J’ai l’impression qu’on veut profiter du fait que nous soyons réunis, ensemble, chacun et chacune avec nos familles respectives, pour nous infliger ces punitions. Qu’est-ce qu’on a fait pour mériter un tel traitement ?
C’est vrai que tout n’est pas mauvais, mais tout n’est pas bon non plus. Connaissant les conditions dans lesquelles ces programmes sont conçus et produits, et malgré les moyens gigantesques qui sont mis à la disposition des producteurs, le résultat ne peut pas être autre que celui-là.

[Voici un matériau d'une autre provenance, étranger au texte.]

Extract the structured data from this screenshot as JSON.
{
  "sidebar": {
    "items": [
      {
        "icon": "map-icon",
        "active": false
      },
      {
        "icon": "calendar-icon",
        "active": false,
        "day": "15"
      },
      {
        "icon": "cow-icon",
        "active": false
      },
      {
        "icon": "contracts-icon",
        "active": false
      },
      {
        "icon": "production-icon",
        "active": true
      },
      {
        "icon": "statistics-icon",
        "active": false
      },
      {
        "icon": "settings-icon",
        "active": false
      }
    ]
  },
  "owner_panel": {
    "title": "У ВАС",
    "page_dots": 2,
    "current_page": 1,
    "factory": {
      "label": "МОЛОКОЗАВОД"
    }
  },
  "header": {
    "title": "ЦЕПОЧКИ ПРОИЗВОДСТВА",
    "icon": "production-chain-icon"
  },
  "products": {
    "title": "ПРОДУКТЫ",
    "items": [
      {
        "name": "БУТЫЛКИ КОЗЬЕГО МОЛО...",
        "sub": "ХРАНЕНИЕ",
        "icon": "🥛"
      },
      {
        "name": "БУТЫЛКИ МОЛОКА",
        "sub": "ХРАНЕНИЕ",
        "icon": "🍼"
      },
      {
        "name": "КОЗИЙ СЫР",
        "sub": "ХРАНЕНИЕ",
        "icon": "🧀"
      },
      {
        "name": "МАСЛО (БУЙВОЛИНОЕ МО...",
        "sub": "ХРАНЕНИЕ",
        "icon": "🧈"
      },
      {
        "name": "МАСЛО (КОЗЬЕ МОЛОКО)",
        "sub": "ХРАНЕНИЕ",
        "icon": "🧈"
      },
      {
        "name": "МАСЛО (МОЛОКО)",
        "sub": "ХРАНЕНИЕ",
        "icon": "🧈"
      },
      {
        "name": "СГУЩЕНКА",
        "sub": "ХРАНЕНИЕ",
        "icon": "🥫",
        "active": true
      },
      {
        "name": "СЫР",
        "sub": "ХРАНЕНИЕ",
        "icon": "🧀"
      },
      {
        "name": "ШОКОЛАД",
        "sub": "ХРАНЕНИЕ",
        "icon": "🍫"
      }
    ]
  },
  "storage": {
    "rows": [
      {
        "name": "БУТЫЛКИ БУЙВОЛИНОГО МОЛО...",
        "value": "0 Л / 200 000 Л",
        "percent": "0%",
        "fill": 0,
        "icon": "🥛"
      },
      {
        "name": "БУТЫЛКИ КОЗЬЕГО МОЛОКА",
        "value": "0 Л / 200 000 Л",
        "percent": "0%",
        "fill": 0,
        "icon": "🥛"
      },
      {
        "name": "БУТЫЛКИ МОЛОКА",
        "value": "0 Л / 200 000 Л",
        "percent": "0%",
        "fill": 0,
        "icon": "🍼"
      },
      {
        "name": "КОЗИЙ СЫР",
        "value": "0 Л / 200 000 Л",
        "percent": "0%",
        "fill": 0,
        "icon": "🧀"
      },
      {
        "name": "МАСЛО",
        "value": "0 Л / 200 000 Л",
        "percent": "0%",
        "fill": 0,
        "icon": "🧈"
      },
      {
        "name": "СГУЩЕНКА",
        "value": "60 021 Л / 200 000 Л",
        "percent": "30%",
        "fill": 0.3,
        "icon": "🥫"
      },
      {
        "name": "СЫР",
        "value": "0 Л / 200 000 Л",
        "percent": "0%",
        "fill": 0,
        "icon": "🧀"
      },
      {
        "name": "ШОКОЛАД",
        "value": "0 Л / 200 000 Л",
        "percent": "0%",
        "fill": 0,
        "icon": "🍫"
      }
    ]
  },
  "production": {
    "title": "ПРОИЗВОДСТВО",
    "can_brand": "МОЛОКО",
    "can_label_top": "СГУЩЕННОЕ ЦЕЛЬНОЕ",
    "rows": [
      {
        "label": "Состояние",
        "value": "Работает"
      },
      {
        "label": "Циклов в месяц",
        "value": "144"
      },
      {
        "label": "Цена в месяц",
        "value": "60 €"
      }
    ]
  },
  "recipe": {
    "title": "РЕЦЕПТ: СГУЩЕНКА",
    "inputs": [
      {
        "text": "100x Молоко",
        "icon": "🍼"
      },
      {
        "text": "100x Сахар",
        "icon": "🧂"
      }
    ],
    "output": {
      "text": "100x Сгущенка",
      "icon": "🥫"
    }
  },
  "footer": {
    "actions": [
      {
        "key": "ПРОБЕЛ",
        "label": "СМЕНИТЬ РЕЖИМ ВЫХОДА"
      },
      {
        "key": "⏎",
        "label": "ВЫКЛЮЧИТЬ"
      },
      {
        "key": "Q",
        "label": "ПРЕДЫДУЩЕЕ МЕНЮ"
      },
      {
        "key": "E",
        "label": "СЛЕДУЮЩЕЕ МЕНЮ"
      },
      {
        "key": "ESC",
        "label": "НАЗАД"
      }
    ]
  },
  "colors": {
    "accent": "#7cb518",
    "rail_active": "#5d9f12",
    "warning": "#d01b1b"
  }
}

Bien sûr, on pourrait me rétorquer que le public suit cela en masse, et que les études d’audience le prouvent, mais je dirai que d’abord, subir ne va pas dire suivre, et ensuite que ce public a tellement été formaté à de tels programmes qu’il en est devenu addict. A mon avis, si on réagit pas dans le bon sens, on risque de se retrouver avec un public « satisfait », certes, mais … stupide.
Je n’en dirai pas plus.
Un dernier mot sur la pub. Je suis un ancien de ce secteur, et je ne vais donc pas critiquer la pub ni remettre en cause son utilité. Néanmoins, je ne suis pas sûr que son efficacité soit garantie lorsqu’on en met trop, notamment au moment de la rupture du jeûne. Je ne suis pas sûr non plus qu’il y ait des études dans ce sens, mais je sais que les annonceurs sont souvent contents parce que le ramadan est la seule période où ils ont l’occasion de se retrouver chez eux, en face de leur télé, au moment du passage de leur pub.
Oups ! Je crois que j’en ai trop dit (rires)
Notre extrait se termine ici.